His slight smile unzips me, vertebra by vertebra. His fingers slip back into my hair. His jaw works as he swallows. “When I woke up this morning, the bed was already cold where you’re supposed to be.”

His gaze lifts, so light and clear, hardly any fog.

“I would’ve done anything to bring you back to me for one last minute,” he says. “But I couldn’t, so I followed you. And if you hadn’t come out here, I would’ve bought a ticket. And if I got inside and you were already boarded, I would’ve gotten on the plane. I would’ve waited until we landed in Boston to talk to you. And if somehow I missed you in deboarding, I would’ve found your next gate to talk. And as I was driving here, watching this stupid fucking plan form for how I would get to you and say goodbye in person, I realized why we can do this.”

My heart whirs, lifts toward him as if pulled by a magnet. “Why?”

He smiles down at me, and it feels like a fist on my heart, a tight hug that verges on a heart attack. “Because there’s nowhere I wouldn’t go for you. And if you get out to Montana and realize there’s somewhere else you need to be, there’s nothing I’m not willing to do to make it work. I’d rather have you five days a year than anyone else all the time. I’d rather argue with you than not talk, and whether we’re together or we’re not, I’m yours, so let’s be together, Harriet. As much as we can. As long as we can. As soon as we can. Everything else, we’ll figure out later.”

“Wyn,” I whisper shakily. His fingers twitch, tightening through my curls. “Are you saying I can come home?”

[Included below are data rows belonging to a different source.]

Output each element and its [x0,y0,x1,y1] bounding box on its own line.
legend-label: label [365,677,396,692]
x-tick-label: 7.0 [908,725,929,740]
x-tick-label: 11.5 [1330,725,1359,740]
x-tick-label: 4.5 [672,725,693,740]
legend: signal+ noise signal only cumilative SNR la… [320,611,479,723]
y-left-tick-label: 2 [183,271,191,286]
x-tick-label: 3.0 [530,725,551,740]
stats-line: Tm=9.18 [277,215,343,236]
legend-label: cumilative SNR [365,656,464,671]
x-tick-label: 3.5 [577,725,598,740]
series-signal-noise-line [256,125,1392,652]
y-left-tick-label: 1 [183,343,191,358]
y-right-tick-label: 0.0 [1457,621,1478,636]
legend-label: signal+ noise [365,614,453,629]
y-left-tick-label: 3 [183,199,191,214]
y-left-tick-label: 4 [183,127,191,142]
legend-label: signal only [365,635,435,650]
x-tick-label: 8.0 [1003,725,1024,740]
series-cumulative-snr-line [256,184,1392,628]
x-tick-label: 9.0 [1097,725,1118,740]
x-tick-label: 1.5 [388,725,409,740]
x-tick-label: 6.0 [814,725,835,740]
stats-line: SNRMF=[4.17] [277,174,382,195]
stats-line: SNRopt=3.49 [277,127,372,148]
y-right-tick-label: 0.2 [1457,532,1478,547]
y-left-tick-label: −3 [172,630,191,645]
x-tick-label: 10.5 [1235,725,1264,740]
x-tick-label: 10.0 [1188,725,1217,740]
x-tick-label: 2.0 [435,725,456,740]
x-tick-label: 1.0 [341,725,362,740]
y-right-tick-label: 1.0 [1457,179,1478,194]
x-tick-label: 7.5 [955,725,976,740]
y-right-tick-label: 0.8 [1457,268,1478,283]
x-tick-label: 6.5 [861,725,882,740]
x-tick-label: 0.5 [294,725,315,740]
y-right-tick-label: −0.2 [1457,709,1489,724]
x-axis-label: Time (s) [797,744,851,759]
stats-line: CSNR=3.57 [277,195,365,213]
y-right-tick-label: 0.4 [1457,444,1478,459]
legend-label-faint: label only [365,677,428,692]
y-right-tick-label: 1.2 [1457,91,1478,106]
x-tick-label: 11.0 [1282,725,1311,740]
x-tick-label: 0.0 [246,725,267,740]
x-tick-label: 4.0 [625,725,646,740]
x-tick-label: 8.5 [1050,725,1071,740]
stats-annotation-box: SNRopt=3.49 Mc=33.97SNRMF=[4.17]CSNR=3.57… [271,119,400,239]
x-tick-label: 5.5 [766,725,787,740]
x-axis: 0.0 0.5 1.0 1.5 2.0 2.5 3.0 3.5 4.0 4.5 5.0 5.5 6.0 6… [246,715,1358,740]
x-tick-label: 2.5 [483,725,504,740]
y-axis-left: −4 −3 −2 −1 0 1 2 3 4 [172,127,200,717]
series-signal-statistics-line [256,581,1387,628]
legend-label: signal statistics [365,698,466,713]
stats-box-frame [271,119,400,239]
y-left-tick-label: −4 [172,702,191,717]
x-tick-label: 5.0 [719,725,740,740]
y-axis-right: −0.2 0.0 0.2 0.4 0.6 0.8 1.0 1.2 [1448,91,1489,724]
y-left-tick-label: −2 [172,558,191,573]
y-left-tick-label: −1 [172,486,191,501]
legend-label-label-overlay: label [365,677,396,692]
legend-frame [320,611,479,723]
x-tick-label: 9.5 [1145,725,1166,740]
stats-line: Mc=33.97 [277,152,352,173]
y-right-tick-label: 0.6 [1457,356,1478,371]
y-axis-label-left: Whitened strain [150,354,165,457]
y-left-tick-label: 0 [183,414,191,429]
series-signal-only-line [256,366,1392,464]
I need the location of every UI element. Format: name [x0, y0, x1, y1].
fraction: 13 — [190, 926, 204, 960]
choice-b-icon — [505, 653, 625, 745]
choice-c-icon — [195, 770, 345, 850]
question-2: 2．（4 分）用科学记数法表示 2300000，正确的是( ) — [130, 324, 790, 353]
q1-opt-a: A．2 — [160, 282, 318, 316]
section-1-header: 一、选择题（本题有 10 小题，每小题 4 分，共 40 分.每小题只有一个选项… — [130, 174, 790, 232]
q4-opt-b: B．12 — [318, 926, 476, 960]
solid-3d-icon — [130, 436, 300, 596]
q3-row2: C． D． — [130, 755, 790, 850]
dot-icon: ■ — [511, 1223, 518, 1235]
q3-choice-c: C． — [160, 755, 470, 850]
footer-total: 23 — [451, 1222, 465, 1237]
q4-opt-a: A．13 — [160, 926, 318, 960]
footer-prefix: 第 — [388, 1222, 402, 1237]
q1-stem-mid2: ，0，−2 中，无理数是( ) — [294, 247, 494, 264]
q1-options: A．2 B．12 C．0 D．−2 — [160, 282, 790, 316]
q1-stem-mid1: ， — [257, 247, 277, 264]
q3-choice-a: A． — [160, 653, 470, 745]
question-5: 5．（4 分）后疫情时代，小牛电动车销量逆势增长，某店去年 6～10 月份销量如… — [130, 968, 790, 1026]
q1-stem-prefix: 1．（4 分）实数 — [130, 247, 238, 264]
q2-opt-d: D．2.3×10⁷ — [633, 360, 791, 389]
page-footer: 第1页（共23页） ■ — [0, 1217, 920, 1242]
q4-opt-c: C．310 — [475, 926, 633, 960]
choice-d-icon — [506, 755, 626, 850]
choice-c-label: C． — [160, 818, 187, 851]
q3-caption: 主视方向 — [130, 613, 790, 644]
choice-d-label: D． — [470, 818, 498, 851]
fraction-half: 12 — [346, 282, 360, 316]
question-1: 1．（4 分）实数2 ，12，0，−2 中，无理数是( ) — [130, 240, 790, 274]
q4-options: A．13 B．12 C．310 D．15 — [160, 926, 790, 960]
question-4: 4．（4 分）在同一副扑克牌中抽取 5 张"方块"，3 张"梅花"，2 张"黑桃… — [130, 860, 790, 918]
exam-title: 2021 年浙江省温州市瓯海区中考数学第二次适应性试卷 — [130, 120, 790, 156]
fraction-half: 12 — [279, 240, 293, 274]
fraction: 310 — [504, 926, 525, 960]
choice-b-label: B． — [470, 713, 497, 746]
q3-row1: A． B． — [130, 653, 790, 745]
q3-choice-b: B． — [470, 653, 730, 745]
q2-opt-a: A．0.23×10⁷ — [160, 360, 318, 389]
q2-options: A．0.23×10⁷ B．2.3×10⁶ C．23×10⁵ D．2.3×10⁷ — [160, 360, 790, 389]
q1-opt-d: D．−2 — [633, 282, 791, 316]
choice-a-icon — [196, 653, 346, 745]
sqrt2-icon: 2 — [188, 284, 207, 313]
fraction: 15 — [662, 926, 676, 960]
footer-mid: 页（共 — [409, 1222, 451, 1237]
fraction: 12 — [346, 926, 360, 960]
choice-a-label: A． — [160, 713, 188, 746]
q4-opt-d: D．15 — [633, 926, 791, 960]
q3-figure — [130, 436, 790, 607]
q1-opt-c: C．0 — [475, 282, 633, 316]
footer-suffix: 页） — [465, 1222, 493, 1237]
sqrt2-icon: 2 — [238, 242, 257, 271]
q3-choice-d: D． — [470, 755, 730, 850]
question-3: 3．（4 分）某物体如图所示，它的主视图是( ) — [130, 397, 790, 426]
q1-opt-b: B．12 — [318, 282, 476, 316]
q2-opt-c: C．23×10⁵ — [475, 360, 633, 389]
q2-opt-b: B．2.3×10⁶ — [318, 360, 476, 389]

“I’m saying,” he murmurs softly, “it’s not home unless you’re there.”

My arms twine around him, my heart speeding wildly as the wind batters us. “I love you,” I tell him.

“In every universe.” He kisses me then, a windblown curl caught between our lips. Like it’s a first and a last. The end of one era and the beginning of another.

This, I know, is exactly where I want to be.





39





REAL LIFE

A Monday


THE DAY I withdraw from my residency, I call my parents to give them the news.

They are, understandably, shocked. They want to fly to San Francisco immediately.

“Let’s talk this out,” Dad says.

“We can help you figure out what’s going on here,” Mom says.

“Don’t make any decisions until we can get there,” Dad says.

They have never once visited me.

The irony of it all strikes me then: working so hard to earn their love and pride, and it’s brought me no closer to them. If anything, I think maybe it’s kept them at a distance.

“I already made the decision,” I tell them. “I withdrew. But I’m going to pay back the rest of the loans myself. I don’t want you to worry about that.”

Mom starts to cry. “I don’t understand where this is coming from.”

“It’s out of nowhere,” Dad agrees.

“It’s not,” I say. “It’s taken me years to make this decision. And I already found another job.”

“A job? What job?” Mom asks.

“At a pottery studio,” I say.

“Pottery?” Dad sounds like I just pitched him a multi-level marketing scheme selling methamphetamine for dogs.